Xiao Zhang, Will Gao, Seemandhar Jain, Michael Maire, David A. Forsyth, Anand Bhattad

Paper | Code (coming soon)

We learn an image relighting model representing image intrinsic property as latent variables, which has the following highlighted capabilities:

(1) Our relighting model is trained on paired relighted images, yet it generalizes to relighting images using any arbitrary reference.

(2) Without any supervision, our model could infer image albedo for free.

Method: Intrinsic representation via structural modelling

We implement our model as an autoencoder that internally separates extrinsic representation L and intrinsic representations S. We train the model to reconstruct the relighting target images using L and S inferred from relighted pairs. The extrinsic L is incorporated through constrained scaling, a structural regularization technique that explicitly regulates the information carried from L. This design enables us to learn a generalizable intrinsic representation, allowing us to relight images with arbitrary references and infer the albedo at no additional cost.
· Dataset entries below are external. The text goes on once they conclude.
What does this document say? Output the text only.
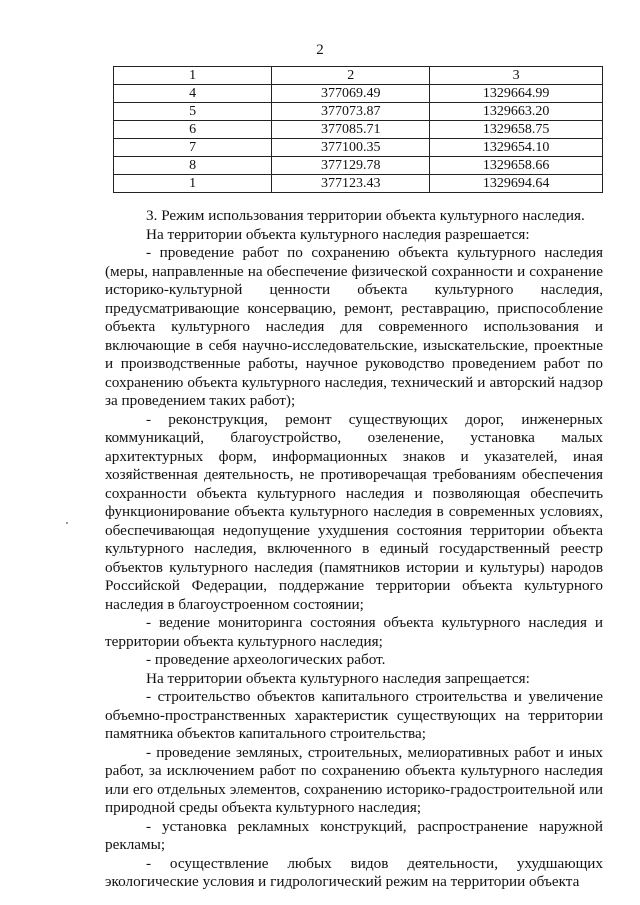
2
1	2	3
4	377069.49	1329664.99
5	377073.87	1329663.20
6	377085.71	1329658.75
7	377100.35	1329654.10
8	377129.78	1329658.66
1	377123.43	1329694.64

3. Режим использования территории объекта культурного наследия.

На территории объекта культурного наследия разрешается:

- проведение работ по сохранению объекта культурного наследия (меры, направленные на обеспечение физической сохранности и сохранение историко-культурной ценности объекта культурного наследия, предусматривающие консервацию, ремонт, реставрацию, приспособление объекта культурного наследия для современного использования и включающие в себя научно-исследовательские, изыскательские, проектные и производственные работы, научное руководство проведением работ по сохранению объекта культурного наследия, технический и авторский надзор за проведением таких работ);

- реконструкция, ремонт существующих дорог, инженерных коммуникаций, благоустройство, озеленение, установка малых архитектурных форм, информационных знаков и указателей, иная хозяйственная деятельность, не противоречащая требованиям обеспечения сохранности объекта культурного наследия и позволяющая обеспечить функционирование объекта культурного наследия в современных условиях, обеспечивающая недопущение ухудшения состояния территории объекта культурного наследия, включенного в единый государственный реестр объектов культурного наследия (памятников истории и культуры) народов Российской Федерации, поддержание территории объекта культурного наследия в благоустроенном состоянии;

- ведение мониторинга состояния объекта культурного наследия и территории объекта культурного наследия;

- проведение археологических работ.

На территории объекта культурного наследия запрещается:

- строительство объектов капитального строительства и увеличение объемно-пространственных характеристик существующих на территории памятника объектов капитального строительства;

- проведение земляных, строительных, мелиоративных работ и иных работ, за исключением работ по сохранению объекта культурного наследия или его отдельных элементов, сохранению историко-градостроительной или природной среды объекта культурного наследия;

- установка рекламных конструкций, распространение наружной рекламы;

- осуществление любых видов деятельности, ухудшающих экологические условия и гидрологический режим на территории объекта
Results: Image Relighting with Arbitrary References

Without any supervision, our model accurately infers the light from the reference images. From a zoomed-in view of the chrome ball, our method effectively retains the intricate room layout and accurately renders the appropriate lighting patterns.

We train our model on relighted image pairs generated by StyLitGAN[1]. We demonstrate that our model learns to infer the semantic concept of adjusting the bedside light as a latent extrinsic representation, which can be used to relight the generated images.

In the bottom left examples, our model resists StyLitGAN's tendency to create unrealistic illuminations.

Results: Image Albedo Estimation

Without being trained with any form of albedo annotations, our method can infer albedo for complex scenes at no additional cost and achieves better performance compared to state-of-the-art supervised methods, Intrinsic Diffusion[2], which is trained on the CG dataset.